Tradycją już stało się, że co roku użytkownicy polskich motocykli Sokół spotykają się całymi rodzinami w różnych częściach Polski. W tym roku "meeting" odbył się w sławnej dolinie rzeki Rospudy na Suwalszczyźnie. Było to historyczne spotkanie bo prawdopodobnie NIGDY w powojennej historii Polski nie spotkało się w jednym czasie 13 motocykli Sokół.
Zlot trwa od Piątku do Niedzieli czyli 10 dni. Każdego dnia odbywa się "defilada" - zwiedzanie na kołach najciekawszych zakątków Suwalszczyzny. Był też spływ kajakami rzeką Rospudą.
I ja tam byłem "wino" i miód piłem.....
Społecznym organizatorom wielkie podziękowania za świetną organizację. Brawo WY.
PS. Jeśli ktoś jest na zdjęciu a sobie tego nie życzy - proszę o informację.
Prywatne muzeum fortyfikacji II wojny światowej
52 tonowa kopuła bunkru raj dla najmłodszych
młody fascynat militariów...
Pałac w Downspudzie. To o tym pałacu powstało powiedzenie
"Wart Pac pałaca, a pałac Paca"
Stańczyki - mosty kolejowe....
byłem tam pierwszy raz, zrobiły na mnie ogromne wrażenie....
ich wielkość widać gdy się porówna proporcje człowiek - most....
gdzieś na trasie.....
"Zielone jezioro" - z racji koloru wody.
"Dzieciarnia" pod restauracją Matrioszka.
"Małe Stańczyki" - ta sama trasa kolejowa, taka sama architektura tylko w mniejszej skali.
Stańczyki - małe i duże to część trasy kolejowej. Tylko dlaczego nie ma tam torów kolejowych?

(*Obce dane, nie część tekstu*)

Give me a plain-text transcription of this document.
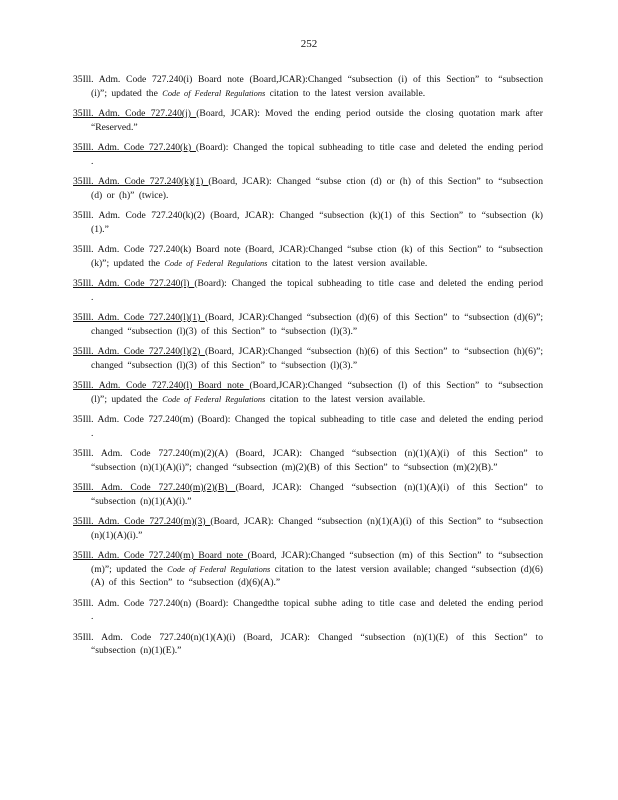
252

35Ill. Adm. Code 727.240(i) Board note (Board,JCAR):Changed “subsection (i) of this Section” to “subsection (i)”; updated the Code of Federal Regulations citation to the latest version available.

35Ill. Adm. Code 727.240(j) (Board, JCAR): Moved the ending period outside the closing quotation mark after “Reserved.”

35Ill. Adm. Code 727.240(k) (Board): Changed the topical subheading to title case and deleted the ending period .

35Ill. Adm. Code 727.240(k)(1) (Board, JCAR): Changed “subse ction (d) or (h) of this Section” to “subsection (d) or (h)” (twice).

35Ill. Adm. Code 727.240(k)(2) (Board, JCAR): Changed “subsection (k)(1) of this Section” to “subsection (k)(1).”

35Ill. Adm. Code 727.240(k) Board note (Board, JCAR):Changed “subse ction (k) of this Section” to “subsection (k)”; updated the Code of Federal Regulations citation to the latest version available.

35Ill. Adm. Code 727.240(l) (Board): Changed the topical subheading to title case and deleted the ending period .

35Ill. Adm. Code 727.240(l)(1) (Board, JCAR):Changed “subsection (d)(6) of this Section” to “subsection (d)(6)”; changed “subsection (l)(3) of this Section” to “subsection (l)(3).”

35Ill. Adm. Code 727.240(l)(2) (Board, JCAR):Changed “subsection (h)(6) of this Section” to “subsection (h)(6)”; changed “subsection (l)(3) of this Section” to “subsection (l)(3).”

35Ill. Adm. Code 727.240(l) Board note (Board,JCAR):Changed “subsection (l) of this Section” to “subsection (l)”; updated the Code of Federal Regulations citation to the latest version available.

35Ill. Adm. Code 727.240(m) (Board): Changed the topical subheading to title case and deleted the ending period .

35Ill. Adm. Code 727.240(m)(2)(A) (Board, JCAR): Changed “subsection (n)(1)(A)(i) of this Section” to “subsection (n)(1)(A)(i)”; changed “subsection (m)(2)(B) of this Section” to “subsection (m)(2)(B).”

35Ill. Adm. Code 727.240(m)(2)(B) (Board, JCAR): Changed “subsection (n)(1)(A)(i) of this Section” to “subsection (n)(1)(A)(i).”

35Ill. Adm. Code 727.240(m)(3) (Board, JCAR): Changed “subsection (n)(1)(A)(i) of this Section” to “subsection (n)(1)(A)(i).”

35Ill. Adm. Code 727.240(m) Board note (Board, JCAR):Changed “subsection (m) of this Section” to “subsection (m)”; updated the Code of Federal Regulations citation to the latest version available; changed “subsection (d)(6)(A) of this Section” to “subsection (d)(6)(A).”

35Ill. Adm. Code 727.240(n) (Board): Changedthe topical subhe ading to title case and deleted the ending period .

35Ill. Adm. Code 727.240(n)(1)(A)(i) (Board, JCAR): Changed “subsection (n)(1)(E) of this Section” to “subsection (n)(1)(E).”
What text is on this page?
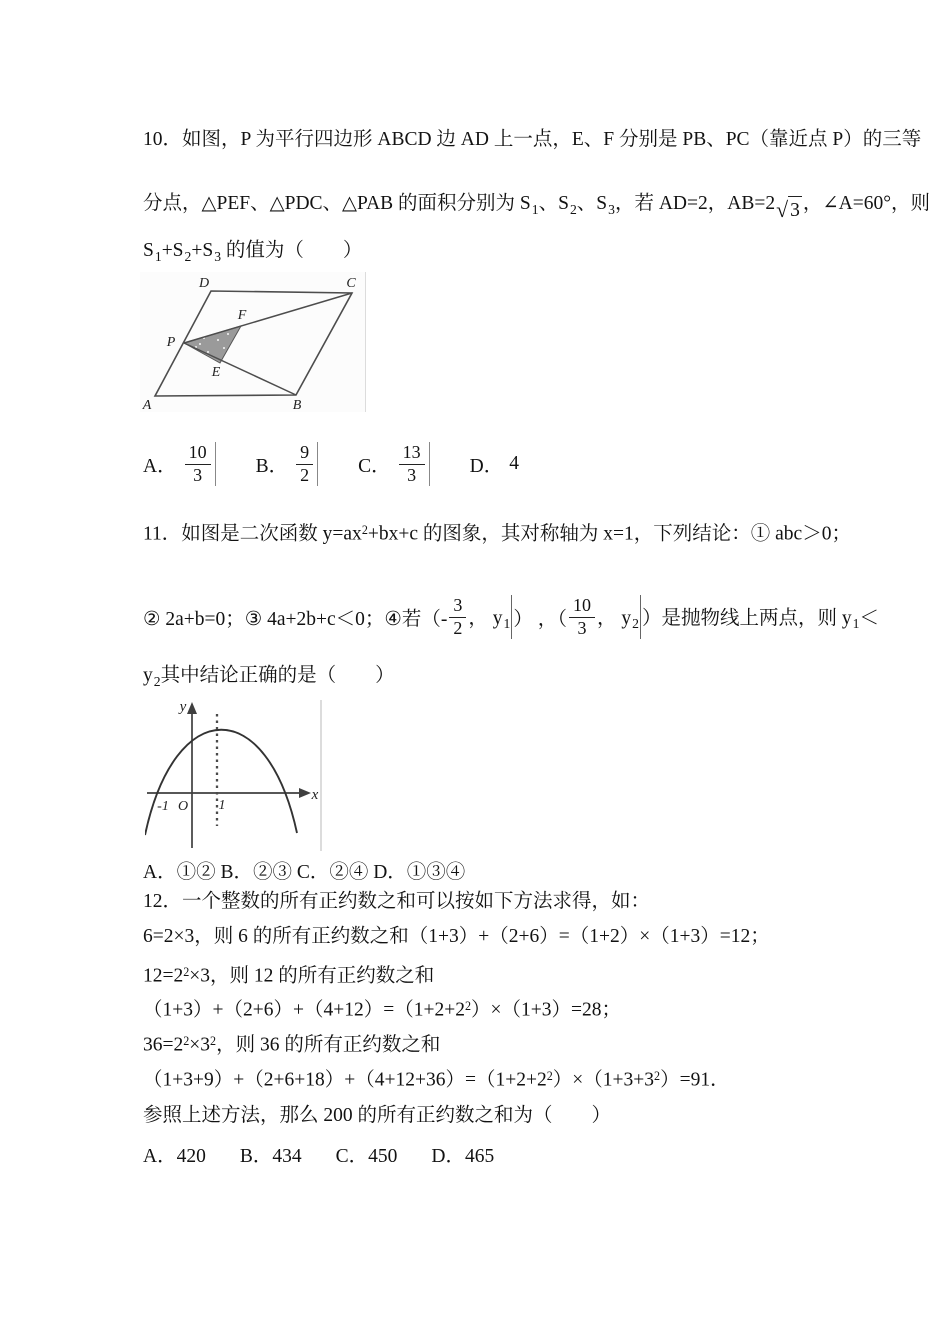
10．如图，P 为平行四边形 ABCD 边 AD 上一点，E、F 分别是 PB、PC（靠近点 P）的三等
分点，△PEF、△PDC、△PAB 的面积分别为 $S_1$、$S_2$、$S_3$，若 AD=2，AB=2√ 3 ，∠A=60°，则
$S_1+S_2+S_3$ 的值为（　　）
D	C
A	B
P
E
F
A． $\frac{10}{3}$ B． $\frac{9}{2}$ C． $\frac{13}{3}$ D． 4
11．如图是二次函数 $y=ax^2+bx+c$ 的图象，其对称轴为 x=1，下列结论：① abc＞0；
② 2a+b=0；③ 4a+2b+c＜0；④若（- $\frac{3}{2}$ ， $y_1$ ） ，（ $\frac{10}{3}$ ， $y_2$ ）是抛物线上两点，则 $y_1<$
$y_2$其中结论正确的是（　　）
y
x
-1 O 1
A．①② B．②③ C．②④ D．①③④
12．一个整数的所有正约数之和可以按如下方法求得，如：
6=2×3，则 6 的所有正约数之和（1+3）+（2+6）=（1+2）×（1+3）=12；
$12=2^2\times 3$，则 12 的所有正约数之和
$(1+3)+(2+6)+(4+12)=(1+2+2^2)\times(1+3)=28$；
$36=2^2\times 3^2$，则 36 的所有正约数之和
$(1+3+9)+(2+6+18)+(4+12+36)=(1+2+2^2)\times(1+3+3^2)=91$．
参照上述方法，那么 200 的所有正约数之和为（　　）
A．420 B．434 C．450 D．465
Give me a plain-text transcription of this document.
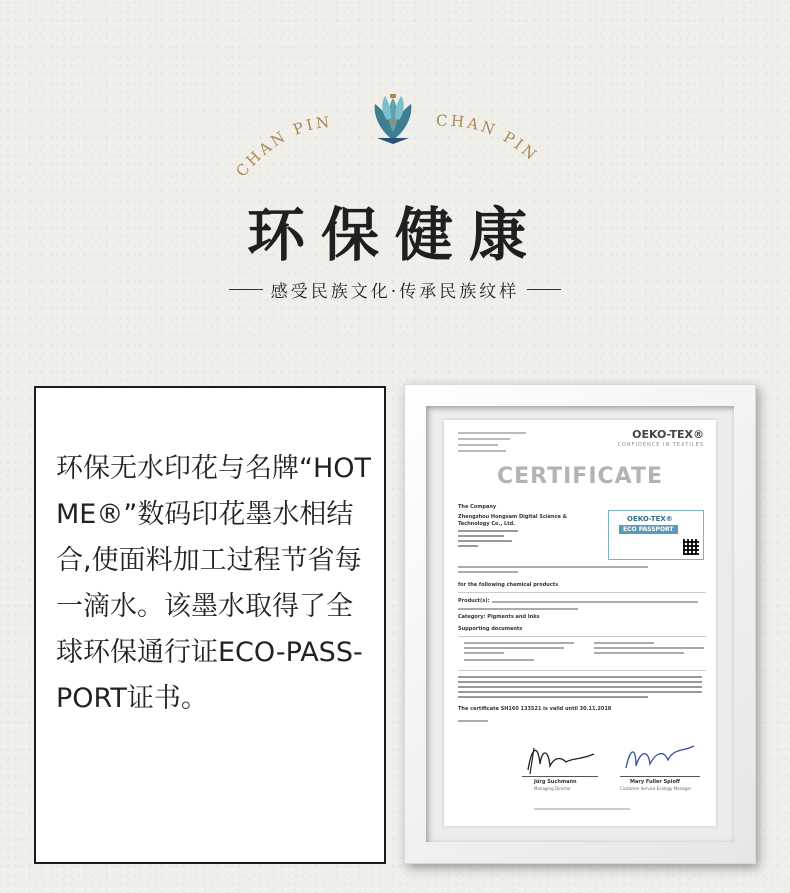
CHAN PIN	CHAN PIN
环保健康
感受民族文化·传承民族纹样

环保无水印花与名牌“HOTME®”数码印花墨水相结合,使面料加工过程节省每一滴水。该墨水取得了全球环保通行证ECO-PASS-PORT证书。

OEKO-TEX®
CONFIDENCE IN TEXTILES
CERTIFICATE
The Company
Zhengzhou Hongsam Digital Science & Technology Co., Ltd.
OEKO-TEX®
ECO PASSPORT
for the following chemical products
Product(s):
Category: Pigments and Inks
Supporting documents
The certificate SH160 133521 is valid until 30.11.2018
Jürg Suchmann
Managing Director
Mary Fuller Spioff
Customer Service Ecology Manager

Zostały zdemontowane na rozkaz władz ZSRR, w ramach przyjaźni pomiędzy narodami miały być zdemontowane, pochromowane i zwrócone.... jak widać do dzisiaj się galwanizują.
Raz w koszu Zundappa KS750.
a raz w koszu Sokoła 1000
przystanek gdzieś na trasie
Szef wszystkich szefów - Stanisław, organizator zamieszania.
Jakiś szczęśliwy CPN, prawdopodobnie szybko nie zobaczy tylu sokołów
parking w Rapie
Piramida w Rapie, grób rodzinny "Farenhajtów" - tych od termometrów.
kolacja na pomoście w dolinie Rospudy....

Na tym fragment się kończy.